Mintió para facilitar dicha expulsión, y ahora miente negando su participación activa en ella. Fue sincero una vez, vale la pena notarlo, cuando en 1955, convertido en Federico Sánchez, le dijo a Claudín, estando yo presente, que Jorque Semprún había mentido, claro, para desolidarizarse de sus amigos, que iban a ser expulsados, y no llegar con ese lastre pequeño burgués reaccionario, a los umbrales de la dirección del PCE. Tuvieron la suerte, todos ellos, de que aquello trancurriera en el sistema político que más aborrecían: el de la democracia burguesa, de haber transcurrido en Moscú, Praga o Budapest, pongamos, Antelme; Regnier, Guillochon y otros hubieran sido fusilados. De esto nadie habla, pero un día hablaré yo, con todos los detalles.

Debo confesar que, seducido por estas y otras personas, conformista ante la ideología dominante, tardé algunos años –puedo fechar mi ruptura, o su inicio, en 1956– en darme cuenta de que mis amigos y hermano no habían sido resistentes antinazis, sino súbditos del totalitarismo comunista.
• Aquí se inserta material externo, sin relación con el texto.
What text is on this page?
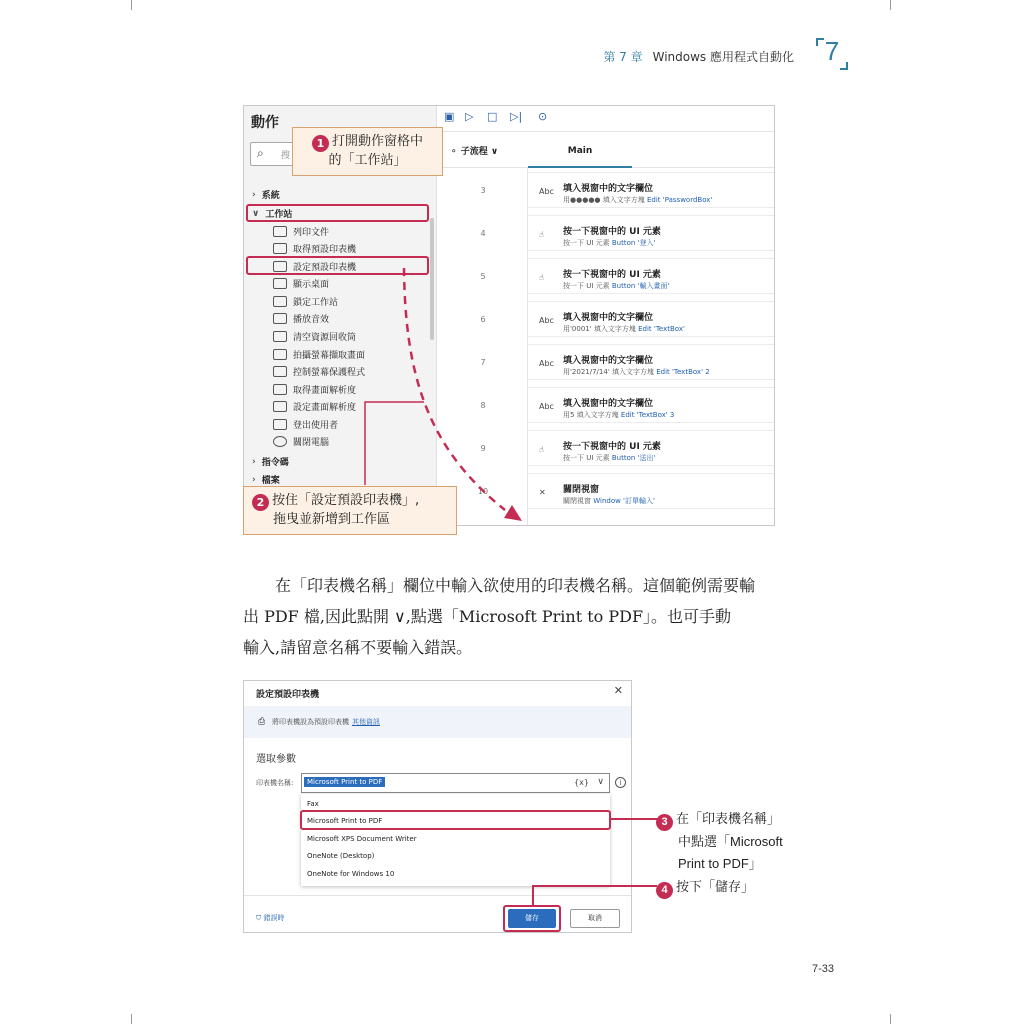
第 7 章 Windows 應用程式自動化	7
動作
⌕ 搜
› 系統
∨ 工作站
列印文件
取得預設印表機
設定預設印表機
顯示桌面
鎖定工作站
播放音效
清空資源回收筒
拍攝螢幕擷取畫面
控制螢幕保護程式
取得畫面解析度
設定畫面解析度
登出使用者
關閉電腦
› 指令碼
› 檔案
▣ ▷ □ ▷| ⊙
⚬ 子流程 ∨	Main
3	Abc 填入視窗中的文字欄位
用●●●●● 填入文字方塊 Edit 'PasswordBox'
4	☝ 按一下視窗中的 UI 元素
按一下 UI 元素 Button '登入'
5	☝ 按一下視窗中的 UI 元素
按一下 UI 元素 Button '輸入畫面'
6	Abc 填入視窗中的文字欄位
用'0001' 填入文字方塊 Edit 'TextBox'
7	Abc 填入視窗中的文字欄位
用'2021/7/14' 填入文字方塊 Edit 'TextBox' 2
8	Abc 填入視窗中的文字欄位
用5 填入文字方塊 Edit 'TextBox' 3
9	☝ 按一下視窗中的 UI 元素
按一下 UI 元素 Button '送出'
10	✕ 關閉視窗
關閉視窗 Window '訂單輸入'
1 打開動作窗格中
的「工作站」
2 按住「設定預設印表機」,
拖曳並新增到工作區
在「印表機名稱」欄位中輸入欲使用的印表機名稱。這個範例需要輸
出 PDF 檔,因此點開 ∨,點選「Microsoft Print to PDF」。也可手動
輸入,請留意名稱不要輸入錯誤。
設定預設印表機	✕
⎙ 將印表機設為預設印表機 其他資訊
選取參數
印表機名稱:	Microsoft Print to PDF	{x} ∨	i
Fax
Microsoft Print to PDF
Microsoft XPS Document Writer
OneNote (Desktop)
OneNote for Windows 10
⛉ 錯誤時	儲存	取消
3 在「印表機名稱」
中點選「Microsoft
Print to PDF」
4 按下「儲存」
7-33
Buena prueba de ello es que no sólo se tragaron el pacto nazisoviético, que convertía a los nazis en sus mejores aliados, y que se pasaron a la Resistencia sólo cuando los nazis rompieron dicho pacto y atacaron la URSS, sino que además, “detalle” siempre olvidado, apenas el nazismo, el fascismo y el Japón imperial fueron derrotados por los ejércitos aliados, reanudaron su guerra a muerte contra la democracia, encarnada para ellos, sobre todo en el Gran Satán, los USA, pero no solamente, pues la guerra era a ultranza contra todas las democracias capitalistas: militar, política, ideológica, guerrillera, terrorista, y guerra perdida. Resistentes, por lo tanto, no, guerrilleros al servicio de la URSS. Deportados, sí, pero kapos al servicio de los nazis. Lo cual permite, no sólo cambiar los muertos, sino matar. No es, digamos, una historia muy ejemplar, muy ética, pero sigue siendo la que mejor se vende. Tal vez se trate de la adaptación marxista a la economía de mercado.